Al di là di truffe, multe, authority, test, direttive, guerre commerciali, controlli e fumisterie di ogni genere, il «dieselgate» ha dimostrato al di là di ogni ragionevole dubbio che le auto diesel – tutte le auto diesel – inquinano più di quanto dichiarato e più di quanto sia tollerabile per la salute umana e l’ambiente.

Lo dimostra – se ancora non fosse abbastanza chiaro – l’ultima audizione del ministro Graziano Delrio alla commissione Emis del Parlamento europeo, l’organismo che sta indagando sulla validità dei test degli stati membri sulle auto dopo lo scandalo Volkswagen e che dovrà esprimersi sulle nuove direttive in materia.

Il ministro era stato chiamato, insieme al viceministro Nencini, perché il Kba, l’ente di omologazione tedesco, ha messo nel mirino le auto Fiat Chrysler, accusandole di inquinare più di quanto dichiarato insinuando che le autorità italiane non controllano a dovere la propria ditta «nazionale». C’è da dire che non passarono certo inosservate, in Germania, le dichiarazioni «spavalde» di Marchionne dopo il dieselgate di Vw del 2015.

Delrio ha risposto il 12 gennaio scorso che gli enti tedeschi non hanno voce in capitolo sui controlli di omologazione che spettano all’Italia (come noi – butta lì perfido – abbiamo preso atto dei controlli tedeschi su Volkswagen…) tuttavia, nello stesso tempo, il ministro ha ammesso di fronte alla Commissione che i nuovi test su strada sui veicoli Fiat non sono ancora completati.
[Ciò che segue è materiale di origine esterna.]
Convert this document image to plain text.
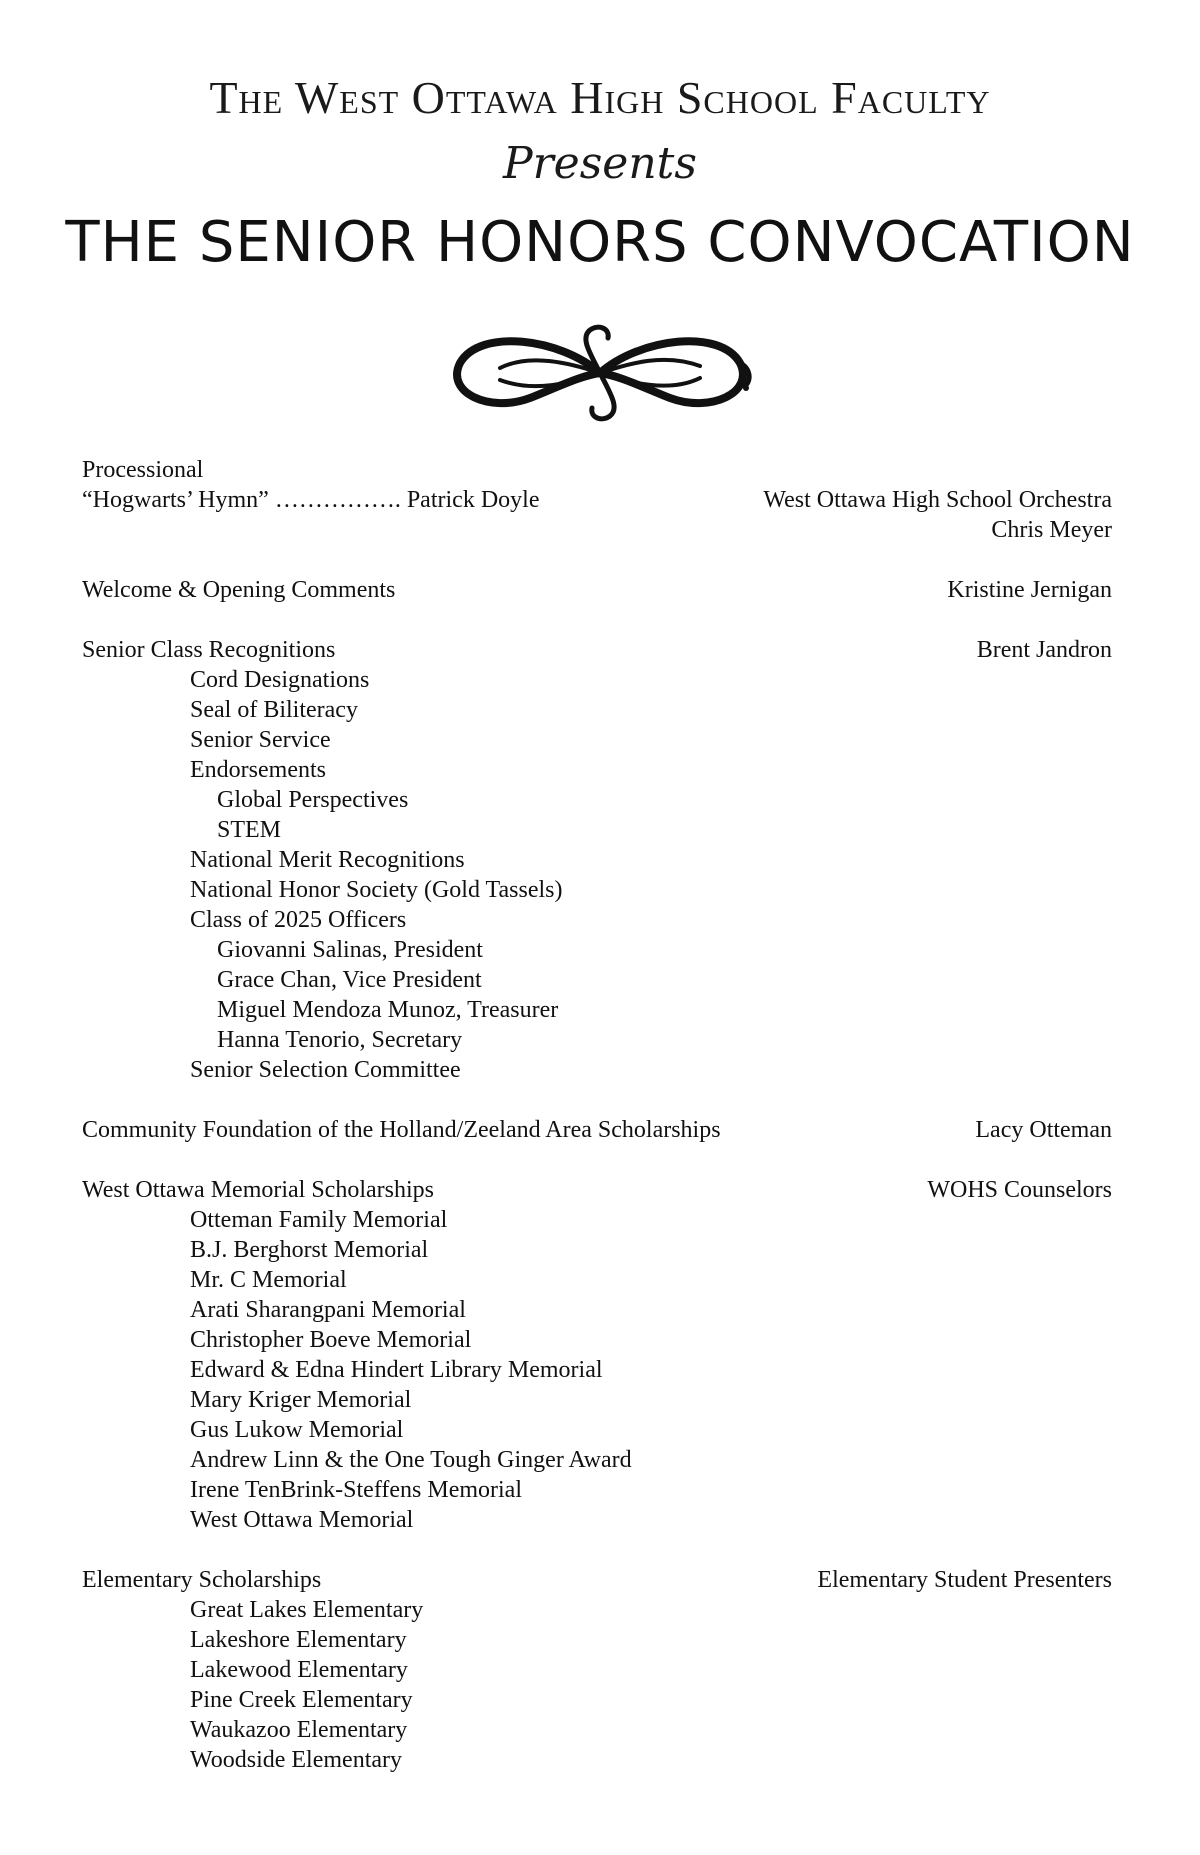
The West Ottawa High School Faculty
Presents
THE SENIOR HONORS CONVOCATION
Processional
“Hogwarts’ Hymn” ……………. Patrick Doyle	West Ottawa High School Orchestra
Chris Meyer
Welcome & Opening Comments	Kristine Jernigan
Senior Class Recognitions	Brent Jandron
Cord Designations
Seal of Biliteracy
Senior Service
Endorsements
Global Perspectives
STEM
National Merit Recognitions
National Honor Society (Gold Tassels)
Class of 2025 Officers
Giovanni Salinas, President
Grace Chan, Vice President
Miguel Mendoza Munoz, Treasurer
Hanna Tenorio, Secretary
Senior Selection Committee
Community Foundation of the Holland/Zeeland Area Scholarships	Lacy Otteman
West Ottawa Memorial Scholarships	WOHS Counselors
Otteman Family Memorial
B.J. Berghorst Memorial
Mr. C Memorial
Arati Sharangpani Memorial
Christopher Boeve Memorial
Edward & Edna Hindert Library Memorial
Mary Kriger Memorial
Gus Lukow Memorial
Andrew Linn & the One Tough Ginger Award
Irene TenBrink-Steffens Memorial
West Ottawa Memorial
Elementary Scholarships	Elementary Student Presenters
Great Lakes Elementary
Lakeshore Elementary
Lakewood Elementary
Pine Creek Elementary
Waukazoo Elementary
Woodside Elementary
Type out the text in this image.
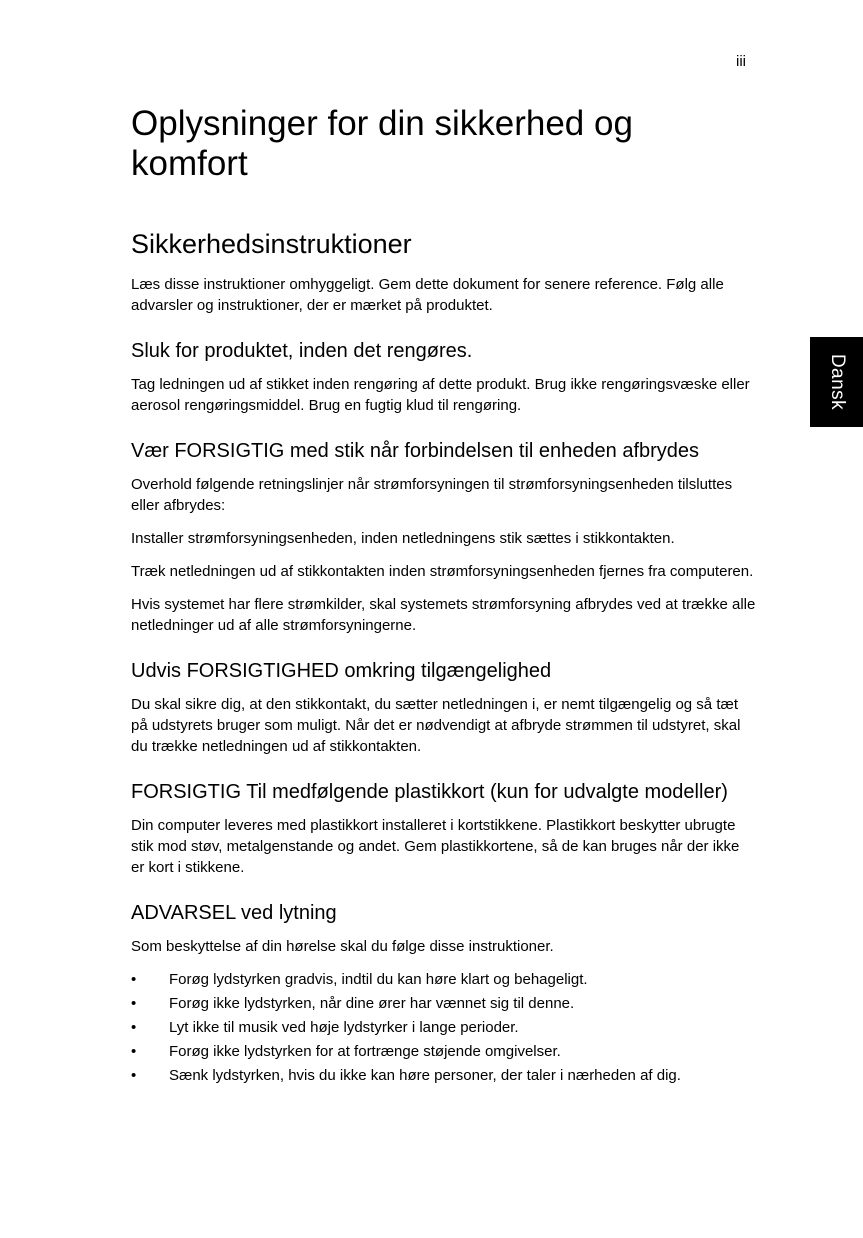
iii
Dansk
Oplysninger for din sikkerhed og komfort
Sikkerhedsinstruktioner

Læs disse instruktioner omhyggeligt. Gem dette dokument for senere reference. Følg alle advarsler og instruktioner, der er mærket på produktet.

Sluk for produktet, inden det rengøres.

Tag ledningen ud af stikket inden rengøring af dette produkt. Brug ikke rengøringsvæske eller aerosol rengøringsmiddel. Brug en fugtig klud til rengøring.

Vær FORSIGTIG med stik når forbindelsen til enheden afbrydes

Overhold følgende retningslinjer når strømforsyningen til strømforsyningsenheden tilsluttes eller afbrydes:

Installer strømforsyningsenheden, inden netledningens stik sættes i stikkontakten.

Træk netledningen ud af stikkontakten inden strømforsyningsenheden fjernes fra computeren.

Hvis systemet har flere strømkilder, skal systemets strømforsyning afbrydes ved at trække alle netledninger ud af alle strømforsyningerne.

Udvis FORSIGTIGHED omkring tilgængelighed

Du skal sikre dig, at den stikkontakt, du sætter netledningen i, er nemt tilgængelig og så tæt på udstyrets bruger som muligt. Når det er nødvendigt at afbryde strømmen til udstyret, skal du trække netledningen ud af stikkontakten.

FORSIGTIG Til medfølgende plastikkort (kun for udvalgte modeller)

Din computer leveres med plastikkort installeret i kortstikkene. Plastikkort beskytter ubrugte stik mod støv, metalgenstande og andet. Gem plastikkortene, så de kan bruges når der ikke er kort i stikkene.

ADVARSEL ved lytning

Som beskyttelse af din hørelse skal du følge disse instruktioner.

• Forøg lydstyrken gradvis, indtil du kan høre klart og behageligt.
• Forøg ikke lydstyrken, når dine ører har vænnet sig til denne.
• Lyt ikke til musik ved høje lydstyrker i lange perioder.
• Forøg ikke lydstyrken for at fortrænge støjende omgivelser.
• Sænk lydstyrken, hvis du ikke kan høre personer, der taler i nærheden af dig.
E’ stato fatto quello sulla 500X (divulgato con diversi omissis) ma non ancora quelli sul Fiat Doblò e la Jeep Renegade.

Va peraltro ricordato – dice Delrio – che questi test si svolgono sempre alla presenza di personale Fiat e a volte in strutture tecniche dell’azienda stessa. O addirittura si basano su pure autodichiarazioni del costruttore, come nel caso della garanzia sui dispositivi anti-inquinamento per i primi 160mila km di vita del veicolo.

A grandi linee il nodo del contendere per i tedeschi è questo: i test di omologazione durano 20 minuti e alcuni modelli Fiat dopo 22 minuti spengono un sistema di riciclo dei fumi di combustione che abbatte gli ossidi di azoto (NOx).

L’Italia (e Fca) sostiene che il software modula diversamente il flusso nel motore per proteggerlo quando è caldo, gli scettici si chiedono perché lo faccia proprio dopo 22 minuti e non ad esempio 15 o 18.

Critica ad esempio Altroconsumo: «La differenza è che negli Usa occorre sempre dichiararlo all’Epa in fase di omologazione. In Ue la normativa lacunosa sembra lasciare al costruttore maggiore manovra a riguardo».

Sta di fatto che per Delrio è tutto a norma e fa fede questo. Anche nel possibile «dieselgate» americano, in effetti, alcuni esperti sostengono che Fca costruirebbe veicoli «troppo» aderenti alle norme, per cui provandoli in contesti differenti darebbero risultati sbagliati ma tuttavia legittimi, non truffaldini come nel caso Volkswagen.

Per i cittadini e i consumatori il guaio, al di là di queste importanti dispute tecniche e commerciali, è un altro.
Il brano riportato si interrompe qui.